About the 2023 Census dataset
For information on the 2023 dataset see Using a combined census model for the 2023 Census. We combined data from the census forms with administrative data to create the 2023 Census dataset, which meets Stats NZ's quality criteria for population structure information. We added real data about real people to the dataset where we were confident the people who hadn’t completed a census form (which is known as admin enumeration) will be counted. We also used data from the 2018 and 2013 Censuses, administrative data sources, and statistical imputation methods to fill in some missing characteristics of people and dwellings.
Data quality
The quality of data in the 2023 Census is assessed using the quality rating scale and the quality assurance framework to determine whether data is fit for purpose and suitable for release. Data quality assurance in the 2023 Census has more information.
Concept descriptions and quality ratings
Data quality ratings for 2023 Census variables has additional details about variables found within totals by topic, for example, definitions and data quality.
Disability indicator
This data should not be used as an official measure of disability prevalence. Disability prevalence estimates are only available from the 2023 Household Disability Survey. Household Disability Survey 2023: Final content has more information about the survey.

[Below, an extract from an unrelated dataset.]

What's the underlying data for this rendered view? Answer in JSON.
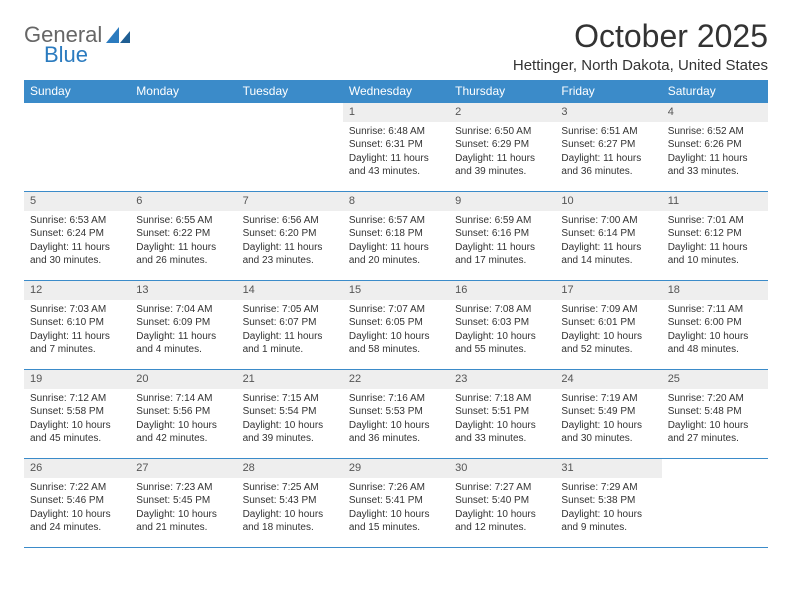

Activity limitations are measured using the Washington Group Short Set (WGSS). The WGSS asks about six basic activities that a person might have difficulty with: seeing, hearing, walking or climbing stairs, remembering or concentrating, washing all over or dressing, and communicating. A person was classified as disabled in the 2023 Census if there was at least one of these activities that they had a lot of difficulty with or could not do at all.
Using data for good
Stats NZ expects that, when working with census data, it is done so with a positive purpose, as outlined in the Māori Data Governance Model (Data Iwi Leaders Group, 2023). This model states that "data should support transformative outcomes and should uplift and strengthen our relationships with each other and with our environments. The avoidance of harm is the minimum expectation for data use. Māori data should also contribute to iwi and hapū tino rangatiratanga”.
Confidentiality
The 2023 Census confidentiality rules have been applied to 2013, 2018, and 2023 data. These rules protect the confidentiality of individuals, families, households, dwellings, and undertakings in 2023 Census data. Counts are calculated using fixed random rounding to base 3 (FRR3) and suppression of ‘sensitive’ counts less than six, where tables report multiple geographic variables and/or small populations. Individual figures may not always sum to stated totals. Applying confidentiality rules to 2023 Census data and summary of changes since 2018 and 2013 Censuses has more information about 2023 Census confidentiality rules.
Measures
Measures like averages, medians, and other quantiles are calculated from unrounded counts, with input noise added to or subtracted from each contributing value during measures calculations. Averages and medians based on less than six units (e.g. individuals, dwellings, households, families, or extended families) are suppressed. This suppression threshold changes for other quantiles. Where the cells have been suppressed, a placeholder value has been used.
Percentages
To calculate percentages, divide the figure for the category of interest by the figure for 'Total stated' where this applies.
Symbol
-997 Not available
-999 Confidential
Inconsistencies in definitions
Please note that there may be differences in definitions between census classifications and those used for other data collections.